A restored painting by Renaissance artist Jacopo Tintoretto is to go on public display for the first time.
The work will be displayed at Kingston Lacy in Dorset following a £36,000 conservation project by the National Trust.
The painting has spent most of the last 30 years in storage because of its poor condition.
Tintoretto is considered to be one of the great masters of mid to late 16th Century Venice.
"This is undoubtedly a work of great significance," said Alastair Laing, the National Trust's curator of pictures and sculpture.
"To have a painting by Tintoretto in an English house, rather than still in its original location in Venice, or in an Italian museum, is extraordinary."
The painting was in such poor condition when it was donated to the National Trust in 1981 that only half of it was visible.
Experts were uncertain if it was by Tintoretto but work to clean the 2.67m by 2.34m artwork, as well as X-rays and infrared analysis, helped to identify the artist's style and brush strokes.

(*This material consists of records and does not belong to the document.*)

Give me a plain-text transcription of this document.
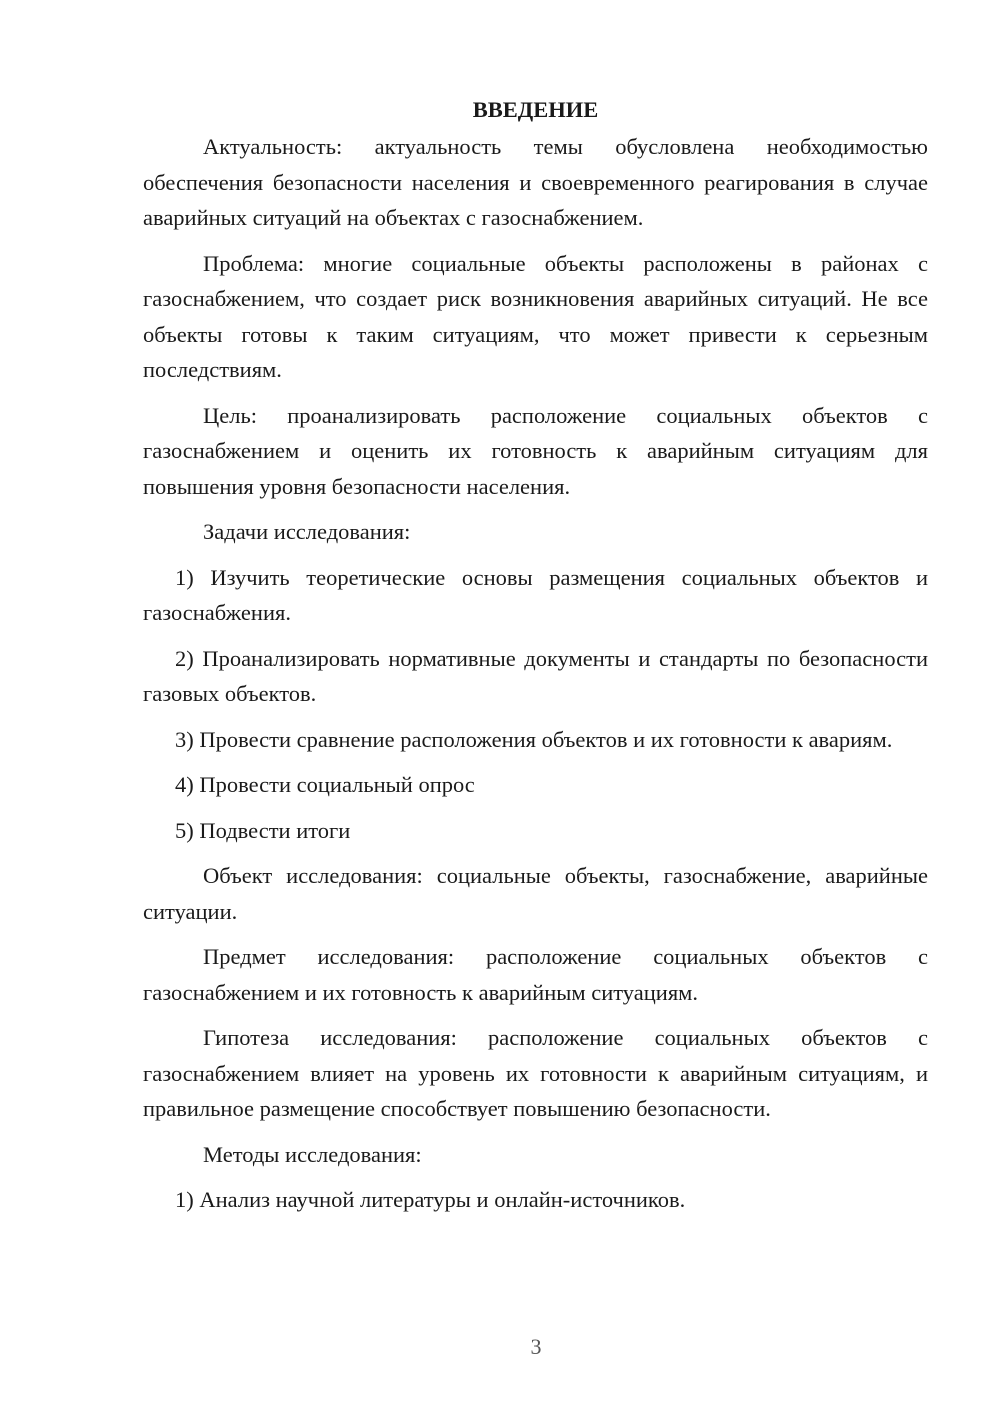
ВВЕДЕНИЕ

Актуальность: актуальность темы обусловлена необходимостью обеспечения безопасности населения и своевременного реагирования в случае аварийных ситуаций на объектах с газоснабжением.

Проблема: многие социальные объекты расположены в районах с газоснабжением, что создает риск возникновения аварийных ситуаций. Не все объекты готовы к таким ситуациям, что может привести к серьезным последствиям.

Цель: проанализировать расположение социальных объектов с газоснабжением и оценить их готовность к аварийным ситуациям для повышения уровня безопасности населения.

Задачи исследования:

1) Изучить теоретические основы размещения социальных объектов и газоснабжения.

2) Проанализировать нормативные документы и стандарты по безопасности газовых объектов.

3) Провести сравнение расположения объектов и их готовности к авариям.

4) Провести социальный опрос

5) Подвести итоги

Объект исследования: социальные объекты, газоснабжение, аварийные ситуации.

Предмет исследования: расположение социальных объектов с газоснабжением и их готовность к аварийным ситуациям.

Гипотеза исследования: расположение социальных объектов с газоснабжением влияет на уровень их готовности к аварийным ситуациям, и правильное размещение способствует повышению безопасности.

Методы исследования:

1) Анализ научной литературы и онлайн-источников.

3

Since the mid-19th Century, the painting has been known as Apollo and the Muses.
But in Greek mythology there were nine muses, and there are just seven figures in the picture besides Apollo - who may in fact be the goddess of marriage, Hymen - and two cupids, the National Trust said.
As a result of the restoration, the painting has been re-titled Apollo (or Hymen) Crowning A Poet And Giving Him A Spouse.

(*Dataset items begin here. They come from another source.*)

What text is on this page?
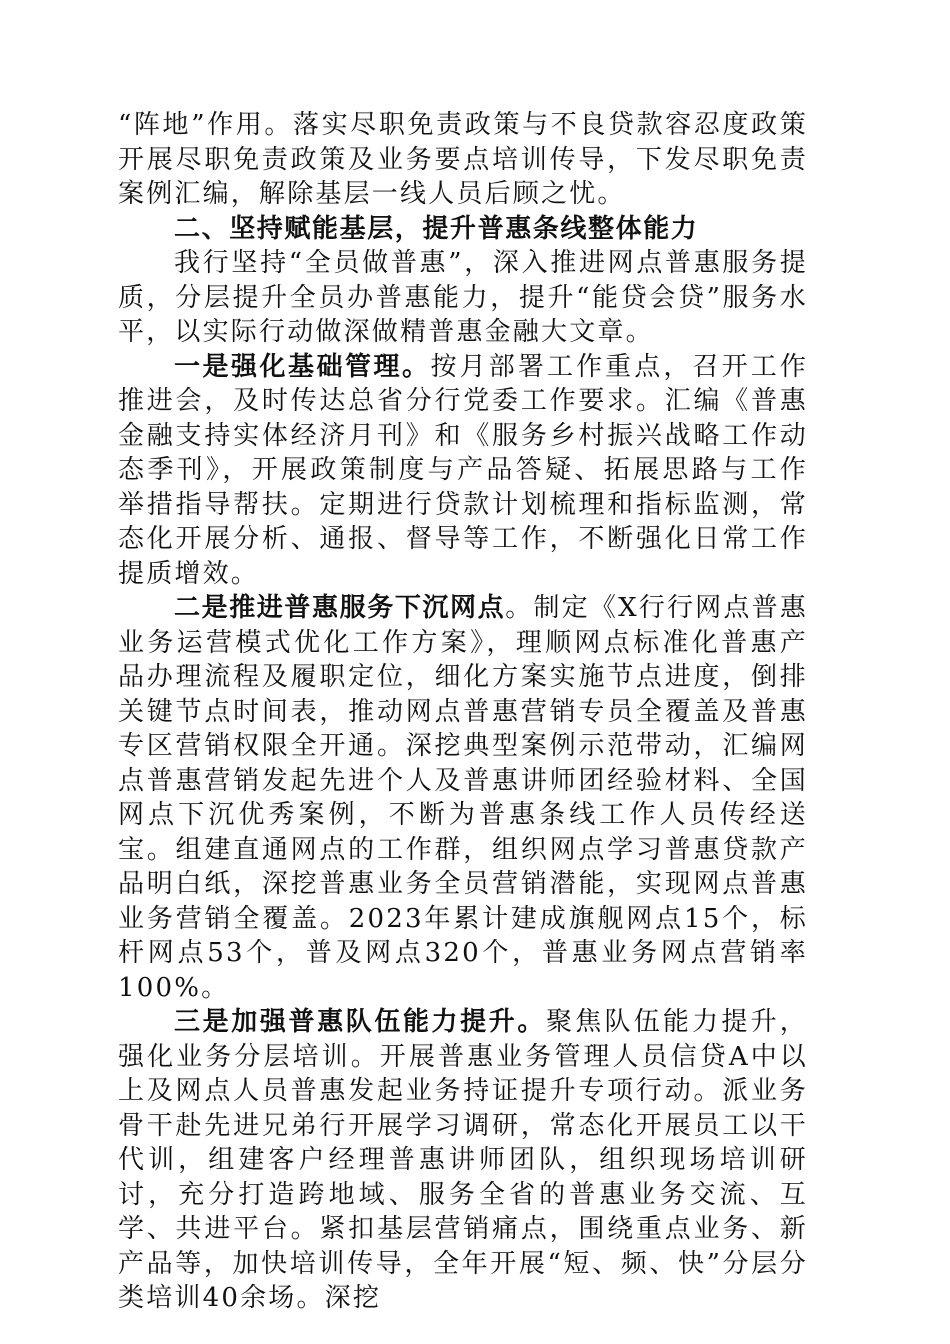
“阵地”作用。落实尽职免责政策与不良贷款容忍度政策开展尽职免责政策及业务要点培训传导，下发尽职免责案例汇编，解除基层一线人员后顾之忧。

二、坚持赋能基层，提升普惠条线整体能力

我行坚持“全员做普惠”，深入推进网点普惠服务提质，分层提升全员办普惠能力，提升“能贷会贷”服务水平，以实际行动做深做精普惠金融大文章。

一是强化基础管理。按月部署工作重点，召开工作推进会，及时传达总省分行党委工作要求。汇编《普惠金融支持实体经济月刊》和《服务乡村振兴战略工作动态季刊》，开展政策制度与产品答疑、拓展思路与工作举措指导帮扶。定期进行贷款计划梳理和指标监测，常态化开展分析、通报、督导等工作，不断强化日常工作提质增效。

二是推进普惠服务下沉网点。制定《X行行网点普惠业务运营模式优化工作方案》，理顺网点标准化普惠产品办理流程及履职定位，细化方案实施节点进度，倒排关键节点时间表，推动网点普惠营销专员全覆盖及普惠专区营销权限全开通。深挖典型案例示范带动，汇编网点普惠营销发起先进个人及普惠讲师团经验材料、全国网点下沉优秀案例，不断为普惠条线工作人员传经送宝。组建直通网点的工作群，组织网点学习普惠贷款产品明白纸，深挖普惠业务全员营销潜能，实现网点普惠业务营销全覆盖。2023年累计建成旗舰网点15个，标杆网点53个，普及网点320个，普惠业务网点营销率100%。

三是加强普惠队伍能力提升。聚焦队伍能力提升，强化业务分层培训。开展普惠业务管理人员信贷A中以上及网点人员普惠发起业务持证提升专项行动。派业务骨干赴先进兄弟行开展学习调研，常态化开展员工以干代训，组建客户经理普惠讲师团队，组织现场培训研讨，充分打造跨地域、服务全省的普惠业务交流、互学、共进平台。紧扣基层营销痛点，围绕重点业务、新产品等，加快培训传导，全年开展“短、频、快”分层分类培训40余场。深挖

But many aspects of the painting remain a mystery, including the presence of Hercules and the significance of objects including a gold cup, a gold box and a gold steeple.
Christine Sitwell, the National Trust's paintings conservation adviser, said: "The cleaning process has revealed the sheer quality and energy of Tintoretto and how he worked, but we're still baffled as to some of the content of the painting.
"We would love anyone out there to tell us what they think it could be."